The Heritage Corner, Springhill Record

Jan. 7, 2009

Wed. January 7, 2009 – More Stores in 1940’s

Springhill had many more business in the late 1940’s than those on Main Street .

No matter what part of town you lived in there was always a corner grocery store or two such as Frank Wilson’s on Chapel St.; Monson Legrow’s store first on South Street then on Mechanic Street; McPherson and Sears Provisions Market on Mechanic; Angus Ferguson Grocery Victoria; A.K. Nelson Grocery Elgin; Frank Alick General Store, Elgin St which became John Alicks General Store; Stewart Fraser’s Grocery on Church St.; Albert Gibson Grocery Church St.; The Rollway Church St.; S. Abraham Grocery Church St.; Wallace Gilroy Grocery McGee St.; Fred Gough Store McGee St.; Jewkes Brothers Herrett Rd.; Letcher Bros. Grocery Miller Corner; Watson Ross Herrett Rd.; Clarke’s Store Herrett Rd. and Charles Brown Black River Road.

On Maple St. there was Fox’s Bread Bakery and Hunter’s Bakery was on Victoria Street . The Springhill Dairy was situated on Chapel St. and the following year moved to Main Street . There was also Eastern Hay Feed Company Ltd. which also sold wholesale groceries.

If you were thinking of buying a car – there was no problem as there were the following Automobile Dealers: Cecil Letcher’s on Main St.; Claude Carter had the Ford Dealership on Junction Rd. ; G.I. Glendenning had Pontiac and Buicks on Pioneer Street;

Frederick G. Moore sold Chrysler cars on Lisgar Street and Rhodes Letcher had a car dealership at Miller Corner.

If you didn’t want to buy a new car and wanted to maybe have the old one fixed or just buy gas then you could go to the following garages and service stations: Roy Best Garage on Junction Road, Weatherbee’s Garage Main Street; Rector’s Garage on Hospital Street; Graven’s Service Station on Main Street or Perrin’s Service Station on the Valley Road.

Springhill Auto Accessories on Main Street had the parts needed for your car.

If you don’t own a car but need transportation just call a cab. There was Boss’s Taxi on Junction Road; Hatton’s on Main; Sear’s on McGee Street; Spence’s Taxi on Lorne Street; Al’s Taxi on Main Street; Chapman’s Taxi on Victoria; McKay’s Taxi on Queen Street and Veteran’s Taxi on Wolsley Street.

Mrs.
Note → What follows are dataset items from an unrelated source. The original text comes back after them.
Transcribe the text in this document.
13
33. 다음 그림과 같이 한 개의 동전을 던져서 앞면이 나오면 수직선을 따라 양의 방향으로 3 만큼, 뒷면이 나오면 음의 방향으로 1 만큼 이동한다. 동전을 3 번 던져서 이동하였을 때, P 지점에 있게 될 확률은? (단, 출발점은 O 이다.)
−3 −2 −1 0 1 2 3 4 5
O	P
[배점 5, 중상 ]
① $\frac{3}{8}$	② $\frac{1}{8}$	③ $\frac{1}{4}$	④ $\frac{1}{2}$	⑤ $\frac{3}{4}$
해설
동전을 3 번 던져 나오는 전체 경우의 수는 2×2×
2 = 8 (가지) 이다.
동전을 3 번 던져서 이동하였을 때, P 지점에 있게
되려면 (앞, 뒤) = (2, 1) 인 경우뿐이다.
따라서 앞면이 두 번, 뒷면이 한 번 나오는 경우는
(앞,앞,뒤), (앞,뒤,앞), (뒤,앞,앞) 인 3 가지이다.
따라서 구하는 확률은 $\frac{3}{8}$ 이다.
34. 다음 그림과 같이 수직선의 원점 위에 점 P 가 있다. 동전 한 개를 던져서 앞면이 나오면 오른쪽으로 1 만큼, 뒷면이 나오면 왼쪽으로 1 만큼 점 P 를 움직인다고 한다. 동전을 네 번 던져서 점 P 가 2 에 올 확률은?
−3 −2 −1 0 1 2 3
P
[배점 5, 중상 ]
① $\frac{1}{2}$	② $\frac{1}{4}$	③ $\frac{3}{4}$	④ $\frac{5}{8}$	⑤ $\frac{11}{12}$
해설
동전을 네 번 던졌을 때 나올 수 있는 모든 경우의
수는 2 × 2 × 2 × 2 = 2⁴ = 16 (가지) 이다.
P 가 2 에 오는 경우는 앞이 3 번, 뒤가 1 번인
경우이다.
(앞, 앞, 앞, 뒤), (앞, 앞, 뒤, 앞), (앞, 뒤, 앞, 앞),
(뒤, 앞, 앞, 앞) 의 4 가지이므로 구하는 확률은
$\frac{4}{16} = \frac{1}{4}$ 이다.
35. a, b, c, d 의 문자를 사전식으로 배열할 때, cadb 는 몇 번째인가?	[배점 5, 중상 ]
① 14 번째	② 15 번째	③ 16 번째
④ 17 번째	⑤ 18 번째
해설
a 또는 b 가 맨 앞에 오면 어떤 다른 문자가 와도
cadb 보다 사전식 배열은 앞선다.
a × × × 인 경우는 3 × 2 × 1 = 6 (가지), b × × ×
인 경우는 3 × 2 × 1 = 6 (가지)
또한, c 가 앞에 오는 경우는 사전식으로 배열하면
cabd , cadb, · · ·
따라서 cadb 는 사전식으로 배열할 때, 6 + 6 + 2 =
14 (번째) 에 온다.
Phillip Downey was a Dressmaker on Queen Street and for your tailoring needs go the Frederick McLeod’s Tailoring on Main Street .

Need to get a haircut then go to: Brownee Beauty Shop on Victoria Street; Mina Condy Beauty Shop Miller Corner; Mercelle’s Beauty Shop Cowan Street; Pacze’s Beauty Parlor Main Street; White’s Beauty Parlour Main Street, Wilson’s Beauty Shoppe Junction Road; and Russell’s Barber Shop on Junction Road.

Donald H. Ryan on Elgin Street was the place to go for all your Builder Supplies and if you needed someone to build something call Clark and Williams, Woodworkers, on Athol Road and Roy Smith was a painter on Mechanic Street .

For those trucking needs there are plenty of people to choose from: Herb Boss Junction Road ; Allan Livingston on Queen Street; F. Douglas Tabor Cowan Street ; Livingston Brothers on Elm Street ; Leander Rolfe and Leonard Smith on Cowan Smith.

There were two dry cleaners in town – Ideal Dry Cleaners on Main Street and Rupert E. Nelson Cleaners on Junction Road .

If visitors in town needed a place to stay there was the Carleton Hotel on Victoria Street . Another place to eat out was at the White Spot on Drummond Street .

Want to shoot some pool go to Dawson’s Pool Hall on Junction Road and Dickson Brothers had a dance hall on the Valley Road.

George D. Terris had Farm Machinery for sale, Harry Wilson sold cleaning machines on the Herrett Road and Acadia Construction had a gravel pit at Springhill Junction.

The doctors in town at that time were: J.R. Ryan, H. L. Simpson, F.E. Walsh and R.R. Withrow.

A.E. Harris was the Optometrist and there were two dentists – J. F. Comeau and G.S. Sproul.